Gea Politi: At Art Basel, Parcours encourages a deeper engagement between the artworks and the urban environment — a different and more “experiential” approach for visitors but also those who live in the city of Basel. Would you say there is a relation between the artworks selected and the surroundings?
Stefanie Hessler: Parcours is the free public sector of Art Basel. The projects take place in public and private — but publicly accessible — spaces all along and nearby Clarastrasse. The artworks relate very closely to the sites where they are exhibited. For example, Ximena Garrido-Lecca’s installation Conversion systems – vessel V (2019) includes five sculptures that mirror some of the shapes associated with oil distilleries. By using ceramics and steel, the work merges traditional and industrial materials. The artist originally created the sculptures in reference to Lobitos, the petroleum-rich town marked by extraction in Peru. At Parcours, we are showing them inside the Stadtbrennerei, an artisanal liquor distillery — the processes used in the distillation of oil and of spirits are very similar. Alvaro Barrington’s installation inside the store Tropical Zone, which imports African products to Switzerland, was created specifically for Parcours. The artist built a structure inspired by the home of his grandmother in Grenada. On the outside, the structure is clad with corrugated steel sheets and paintings of flowers found in the Caribbean. Inside, products that are usually for sale at the shop are on view and can be purchased. For the back of the store, Barrington created a wallpaper, and for the front window, a painting on burlap, which is installed next to the usual items on display in the vitrine. Nina Canell and Robin Watkins’s new video Energy Budget (2018) centers on the use of female ostrich feathers to create a dust-free environment in a car manufacture. At Parcours, it is installed inside a car ramp leading to a space underneath the Congress Center.
GP: Did you pick a specific theme for this year’s Parcours, and if yes, why?
SH: During my site visits to Basel, I noticed the many empty stores and spaces that are currently undergoing transformation. Our use of public space post-pandemic is changing, and so is our behavior as citizens in urban spaces, be it in Basel or in New York, where I live and work as director of Swiss Institute. With this observation, as well as my sense of artists’ interests at this moment, I decided to focus Parcours on the themes of transformation and circulation. This includes the circulation of information, ecological changes, globalization, and migration, but also spiritual and metabolic flows.
GP: This year you’ve specifically worked closer to the Messeplatz and investigated already-existing places such as shops, a hotel, a restaurant… What was the starting point of Parcours 2024?

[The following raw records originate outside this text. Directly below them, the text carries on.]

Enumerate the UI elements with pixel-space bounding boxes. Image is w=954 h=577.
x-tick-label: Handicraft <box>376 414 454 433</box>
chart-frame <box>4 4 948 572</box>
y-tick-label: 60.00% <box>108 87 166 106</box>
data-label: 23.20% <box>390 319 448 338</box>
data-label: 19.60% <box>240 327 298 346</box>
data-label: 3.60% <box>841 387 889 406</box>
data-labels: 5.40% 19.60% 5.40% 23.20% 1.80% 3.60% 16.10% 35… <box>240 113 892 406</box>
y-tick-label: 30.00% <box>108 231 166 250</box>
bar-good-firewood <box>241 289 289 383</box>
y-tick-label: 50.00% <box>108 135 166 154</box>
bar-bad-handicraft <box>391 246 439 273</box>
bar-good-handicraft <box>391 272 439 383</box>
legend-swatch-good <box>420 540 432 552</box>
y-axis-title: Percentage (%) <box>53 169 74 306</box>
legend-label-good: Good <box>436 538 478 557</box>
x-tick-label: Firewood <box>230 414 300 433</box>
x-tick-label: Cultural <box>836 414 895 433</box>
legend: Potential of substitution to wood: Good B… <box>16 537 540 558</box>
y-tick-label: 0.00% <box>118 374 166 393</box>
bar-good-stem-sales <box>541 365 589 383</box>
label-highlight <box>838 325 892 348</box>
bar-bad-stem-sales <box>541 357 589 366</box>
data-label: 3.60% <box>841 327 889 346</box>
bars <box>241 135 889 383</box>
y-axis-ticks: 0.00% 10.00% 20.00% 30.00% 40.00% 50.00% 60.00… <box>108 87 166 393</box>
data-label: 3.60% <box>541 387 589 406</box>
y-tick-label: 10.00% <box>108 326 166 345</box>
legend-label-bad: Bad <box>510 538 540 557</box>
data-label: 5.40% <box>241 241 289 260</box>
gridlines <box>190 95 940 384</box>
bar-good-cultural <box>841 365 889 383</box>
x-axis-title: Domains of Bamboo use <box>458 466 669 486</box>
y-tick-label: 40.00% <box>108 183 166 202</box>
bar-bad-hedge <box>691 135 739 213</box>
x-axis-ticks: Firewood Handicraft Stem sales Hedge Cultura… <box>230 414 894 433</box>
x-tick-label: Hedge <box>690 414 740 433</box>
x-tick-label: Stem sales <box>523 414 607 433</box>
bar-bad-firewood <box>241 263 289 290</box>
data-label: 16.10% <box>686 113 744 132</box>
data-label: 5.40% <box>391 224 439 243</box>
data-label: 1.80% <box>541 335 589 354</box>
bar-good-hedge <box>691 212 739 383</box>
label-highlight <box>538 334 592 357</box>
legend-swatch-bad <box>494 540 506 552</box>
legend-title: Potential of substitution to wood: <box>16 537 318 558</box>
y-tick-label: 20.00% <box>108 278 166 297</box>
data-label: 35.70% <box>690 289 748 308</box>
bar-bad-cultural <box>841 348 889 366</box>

SH: I want Parcours to feel inviting, to feel relevant both for the city and citizens of Basel, and for international visitors. The themes of circulation and transformation that the artists are exploring are site-responsive to the local context, but also connect Basel to other locales. In the cave underneath Volkshaus, the collective Tromarama has installed a work consisting of woodwind flutes that are activated every time someone posts #nationality on X (formerly Twitter) to play a song that children in Indonesia are required to learn to graduate. Anh Trần’s paintings explore the connections between abstraction and spirituality, and they were specifically created with the Clara Church in mind, where they are exhibited in the front choir. Stephanie Comilang’s installation in the window of the online media outlet Bajour, which includes fresh bouquets and embroideries of the flowers of mangoes, mangosteen, and pineapples in a style mimicking butterfly vision on piña cloth, speaks to migration and trade routes. Iris Touliatou’s water fountains installed inside a casino link to the circulation of water and money, and their withholding when water is privatized or people are in debt. The starting point of Parcours were artworks and practices I find relevant, and locations that speak to Basel’s specificity and to how it connects to the curatorial framework of circulation and transformation of information, goods, and people.
GP: What do you think of projects related to art fairs but more on the periphery, such as sculpture parks or screenings?
SH: Thematic sectors can offer a specific focus and curatorial vision and invite audiences to engage with art outside of the fairgrounds, and with the city itself where the event takes place. The dialogue between the artworks and the city, but also visitors and locals, produces unexpected moments, which I love. Public space is not static; it constantly changes architecturally, legally, ecologically, and in terms of its use, access, and meaning to different people. A project taking place in public space, especially when what is considered public cannot be taken for granted, can prompt interesting questions through artworks and the lens of artists.
GP: Do you think Parcours can be seen as a sort of arena for deepening knowledge and thinking about contemporary art?
SH: Parcours brings together a group of very different artists who each in their own right are making relevant work. I hope that visitors will find new artists or see works by artists they love in unexpected settings. This shift in setting, by moving artworks outside and into public spaces of quotidian use, can offer new perspectives both on the art and on those spaces, how we use them, how they shape us, and how we might want them to be in the future.